The journey takes all day. By Rennes, the sun has dropped low over the horizon, and the smell of warm manure comes through the open windows, and lines of pollarded trees whisk past. Gulls and crows in equal numbers follow a tractor through its wake of dust. Max eats a second ham sandwich and rereads a comic book, and sheets of yellow flowers glow in the fields, and Jutta wonders if any of them grow over the bones of her brother.

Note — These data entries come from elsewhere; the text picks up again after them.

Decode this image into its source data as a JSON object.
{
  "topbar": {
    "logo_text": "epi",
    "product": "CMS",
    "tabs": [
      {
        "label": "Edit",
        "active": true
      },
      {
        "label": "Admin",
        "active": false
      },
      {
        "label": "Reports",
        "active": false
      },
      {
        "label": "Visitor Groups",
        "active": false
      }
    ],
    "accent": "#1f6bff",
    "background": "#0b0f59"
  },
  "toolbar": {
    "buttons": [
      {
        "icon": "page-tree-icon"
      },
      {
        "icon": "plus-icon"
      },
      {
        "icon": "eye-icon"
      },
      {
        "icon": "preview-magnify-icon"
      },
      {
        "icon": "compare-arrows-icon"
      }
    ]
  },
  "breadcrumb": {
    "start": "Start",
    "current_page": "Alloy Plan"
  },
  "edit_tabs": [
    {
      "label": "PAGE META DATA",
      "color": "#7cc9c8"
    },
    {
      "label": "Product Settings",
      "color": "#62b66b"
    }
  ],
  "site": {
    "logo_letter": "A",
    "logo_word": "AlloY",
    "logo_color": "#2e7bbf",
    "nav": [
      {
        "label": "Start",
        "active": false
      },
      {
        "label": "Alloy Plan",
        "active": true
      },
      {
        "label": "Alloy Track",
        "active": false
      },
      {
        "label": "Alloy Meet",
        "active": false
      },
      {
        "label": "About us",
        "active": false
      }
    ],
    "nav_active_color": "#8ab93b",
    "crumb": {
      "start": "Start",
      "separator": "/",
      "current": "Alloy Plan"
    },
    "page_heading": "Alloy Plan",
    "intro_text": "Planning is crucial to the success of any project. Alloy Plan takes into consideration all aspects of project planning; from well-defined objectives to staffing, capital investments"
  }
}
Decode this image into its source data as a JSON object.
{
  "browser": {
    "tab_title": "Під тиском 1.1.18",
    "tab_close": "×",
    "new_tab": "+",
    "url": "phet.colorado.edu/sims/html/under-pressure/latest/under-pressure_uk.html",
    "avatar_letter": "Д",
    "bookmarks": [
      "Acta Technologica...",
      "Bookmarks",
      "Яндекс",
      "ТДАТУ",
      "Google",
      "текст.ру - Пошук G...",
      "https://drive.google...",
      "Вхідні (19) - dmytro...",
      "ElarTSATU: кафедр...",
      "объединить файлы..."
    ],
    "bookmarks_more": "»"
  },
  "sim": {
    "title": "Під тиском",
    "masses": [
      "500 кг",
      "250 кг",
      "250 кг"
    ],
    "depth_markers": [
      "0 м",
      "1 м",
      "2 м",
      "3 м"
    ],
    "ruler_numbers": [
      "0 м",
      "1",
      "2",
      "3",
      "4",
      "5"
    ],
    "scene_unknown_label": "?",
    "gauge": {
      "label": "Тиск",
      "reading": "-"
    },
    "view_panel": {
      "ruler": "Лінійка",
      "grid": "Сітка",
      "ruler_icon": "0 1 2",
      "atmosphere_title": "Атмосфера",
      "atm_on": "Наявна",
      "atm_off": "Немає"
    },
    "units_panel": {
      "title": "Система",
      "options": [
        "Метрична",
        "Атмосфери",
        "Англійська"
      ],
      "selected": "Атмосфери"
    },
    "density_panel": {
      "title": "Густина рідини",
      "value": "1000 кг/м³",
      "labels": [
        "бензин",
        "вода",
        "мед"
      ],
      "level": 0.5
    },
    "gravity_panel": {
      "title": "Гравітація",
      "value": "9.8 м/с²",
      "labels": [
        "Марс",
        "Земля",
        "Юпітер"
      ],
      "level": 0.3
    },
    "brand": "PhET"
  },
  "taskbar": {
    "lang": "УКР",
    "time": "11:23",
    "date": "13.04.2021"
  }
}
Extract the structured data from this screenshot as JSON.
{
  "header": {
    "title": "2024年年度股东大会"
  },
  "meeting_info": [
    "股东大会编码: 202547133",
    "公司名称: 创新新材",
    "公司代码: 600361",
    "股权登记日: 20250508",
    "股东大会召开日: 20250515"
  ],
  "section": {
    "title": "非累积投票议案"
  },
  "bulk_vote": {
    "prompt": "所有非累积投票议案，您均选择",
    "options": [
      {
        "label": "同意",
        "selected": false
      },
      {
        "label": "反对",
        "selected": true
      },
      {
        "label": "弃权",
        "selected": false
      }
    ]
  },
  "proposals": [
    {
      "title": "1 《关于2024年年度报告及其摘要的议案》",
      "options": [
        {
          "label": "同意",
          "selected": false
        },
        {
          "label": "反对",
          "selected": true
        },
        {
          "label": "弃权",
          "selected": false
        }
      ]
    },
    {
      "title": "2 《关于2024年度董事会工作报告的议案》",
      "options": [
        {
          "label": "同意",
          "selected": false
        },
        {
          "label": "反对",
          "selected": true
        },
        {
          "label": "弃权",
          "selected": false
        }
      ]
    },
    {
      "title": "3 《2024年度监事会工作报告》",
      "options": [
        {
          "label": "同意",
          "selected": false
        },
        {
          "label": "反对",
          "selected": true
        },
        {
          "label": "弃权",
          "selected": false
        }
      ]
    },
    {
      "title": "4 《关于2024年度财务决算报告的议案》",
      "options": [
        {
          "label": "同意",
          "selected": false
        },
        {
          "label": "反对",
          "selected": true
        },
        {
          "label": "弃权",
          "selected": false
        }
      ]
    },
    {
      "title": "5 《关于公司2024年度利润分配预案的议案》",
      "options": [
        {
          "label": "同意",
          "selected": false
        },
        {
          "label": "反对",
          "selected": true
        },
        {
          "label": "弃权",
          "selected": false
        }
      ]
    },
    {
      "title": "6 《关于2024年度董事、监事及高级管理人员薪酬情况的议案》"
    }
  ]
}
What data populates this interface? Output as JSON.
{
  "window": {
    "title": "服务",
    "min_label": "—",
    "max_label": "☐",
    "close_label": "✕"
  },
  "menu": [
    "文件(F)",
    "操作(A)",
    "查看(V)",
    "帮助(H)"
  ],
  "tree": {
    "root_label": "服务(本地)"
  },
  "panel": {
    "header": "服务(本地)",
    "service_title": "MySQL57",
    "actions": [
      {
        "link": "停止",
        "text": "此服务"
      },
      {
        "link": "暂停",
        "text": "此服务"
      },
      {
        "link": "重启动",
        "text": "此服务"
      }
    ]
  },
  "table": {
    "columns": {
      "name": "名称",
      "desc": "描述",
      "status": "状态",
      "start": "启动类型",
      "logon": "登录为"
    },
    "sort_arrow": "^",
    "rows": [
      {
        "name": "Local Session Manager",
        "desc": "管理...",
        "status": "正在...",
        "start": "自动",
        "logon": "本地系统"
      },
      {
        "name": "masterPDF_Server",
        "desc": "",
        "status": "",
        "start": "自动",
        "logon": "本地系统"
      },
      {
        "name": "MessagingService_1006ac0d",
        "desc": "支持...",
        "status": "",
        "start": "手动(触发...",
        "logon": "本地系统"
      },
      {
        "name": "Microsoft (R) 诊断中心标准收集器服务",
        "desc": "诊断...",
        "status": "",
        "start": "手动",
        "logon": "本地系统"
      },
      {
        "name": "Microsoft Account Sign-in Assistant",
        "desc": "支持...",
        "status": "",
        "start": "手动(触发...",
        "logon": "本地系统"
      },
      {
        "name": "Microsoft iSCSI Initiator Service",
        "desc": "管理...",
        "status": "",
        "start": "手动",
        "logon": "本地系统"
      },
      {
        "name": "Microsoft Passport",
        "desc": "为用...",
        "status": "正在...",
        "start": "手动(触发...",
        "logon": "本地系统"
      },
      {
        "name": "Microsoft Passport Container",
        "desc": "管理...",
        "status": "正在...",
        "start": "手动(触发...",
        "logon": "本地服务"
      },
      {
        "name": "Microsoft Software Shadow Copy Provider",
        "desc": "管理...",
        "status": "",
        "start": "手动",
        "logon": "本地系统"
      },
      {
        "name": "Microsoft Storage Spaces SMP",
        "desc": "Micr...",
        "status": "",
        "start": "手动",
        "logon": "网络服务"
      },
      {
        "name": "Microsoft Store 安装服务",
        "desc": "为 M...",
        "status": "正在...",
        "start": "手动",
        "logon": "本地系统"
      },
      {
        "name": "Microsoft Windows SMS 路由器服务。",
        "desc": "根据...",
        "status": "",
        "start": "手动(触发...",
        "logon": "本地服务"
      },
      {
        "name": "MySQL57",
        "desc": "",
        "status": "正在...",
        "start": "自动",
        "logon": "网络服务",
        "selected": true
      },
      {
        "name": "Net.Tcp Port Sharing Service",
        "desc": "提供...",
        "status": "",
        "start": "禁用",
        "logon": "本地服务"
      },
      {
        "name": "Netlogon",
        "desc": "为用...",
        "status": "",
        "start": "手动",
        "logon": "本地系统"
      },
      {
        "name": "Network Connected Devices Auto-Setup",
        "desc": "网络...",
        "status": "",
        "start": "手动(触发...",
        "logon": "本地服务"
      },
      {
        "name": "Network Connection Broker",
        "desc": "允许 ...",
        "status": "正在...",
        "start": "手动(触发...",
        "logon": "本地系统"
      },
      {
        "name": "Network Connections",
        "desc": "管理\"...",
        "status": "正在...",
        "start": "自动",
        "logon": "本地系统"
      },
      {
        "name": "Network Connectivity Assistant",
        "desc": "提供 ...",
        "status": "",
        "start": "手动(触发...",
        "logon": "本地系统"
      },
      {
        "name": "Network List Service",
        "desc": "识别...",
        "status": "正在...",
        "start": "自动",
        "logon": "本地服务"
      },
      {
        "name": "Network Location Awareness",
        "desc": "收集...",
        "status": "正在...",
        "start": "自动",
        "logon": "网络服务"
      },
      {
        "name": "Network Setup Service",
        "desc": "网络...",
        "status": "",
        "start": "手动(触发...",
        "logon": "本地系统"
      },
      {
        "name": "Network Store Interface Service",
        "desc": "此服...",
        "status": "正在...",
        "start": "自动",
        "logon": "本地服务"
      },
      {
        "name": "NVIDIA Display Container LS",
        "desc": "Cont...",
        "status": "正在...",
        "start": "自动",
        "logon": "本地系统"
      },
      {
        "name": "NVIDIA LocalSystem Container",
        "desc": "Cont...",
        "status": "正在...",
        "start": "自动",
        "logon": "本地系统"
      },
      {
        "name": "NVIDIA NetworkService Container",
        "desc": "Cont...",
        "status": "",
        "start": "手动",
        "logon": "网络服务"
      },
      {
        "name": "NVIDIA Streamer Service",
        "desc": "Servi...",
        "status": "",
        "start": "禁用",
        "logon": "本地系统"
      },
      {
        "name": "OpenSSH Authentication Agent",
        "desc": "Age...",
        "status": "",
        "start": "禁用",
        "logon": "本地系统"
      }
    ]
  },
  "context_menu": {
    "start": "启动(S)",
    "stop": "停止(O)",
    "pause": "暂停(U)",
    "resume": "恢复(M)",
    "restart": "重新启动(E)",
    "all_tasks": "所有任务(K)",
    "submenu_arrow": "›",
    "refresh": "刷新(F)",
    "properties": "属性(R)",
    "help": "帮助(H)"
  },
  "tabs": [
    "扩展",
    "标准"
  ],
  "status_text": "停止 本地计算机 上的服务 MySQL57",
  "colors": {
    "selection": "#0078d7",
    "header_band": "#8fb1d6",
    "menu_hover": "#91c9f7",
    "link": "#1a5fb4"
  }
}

Before dark, a well-dressed man with a prosthetic leg boards the train. He sits beside her and lights a cigarette. Jutta clutches her bag between her knees; she is certain that he was wounded in the war, that he will try to start a conversation, that her deficient French will betray her. Or that Max will say something. Or that the man can already tell. Maybe she smells German.

He’ll say, You did this to me.

Please. Not in front of my son.

But the train jolts into motion, and the man finishes his cigarette and gives her a preoccupied smile and promptly falls asleep.

She turns the little house over in her fingers. They come into Saint-Malo around midnight, and the cabdriver leaves them at a hotel on the Place Chateaubriand. The clerk accepts the money Albert exchanged for her, and Max leans against her hip, half-asleep, and she is so afraid to try her French that she goes to bed hungry.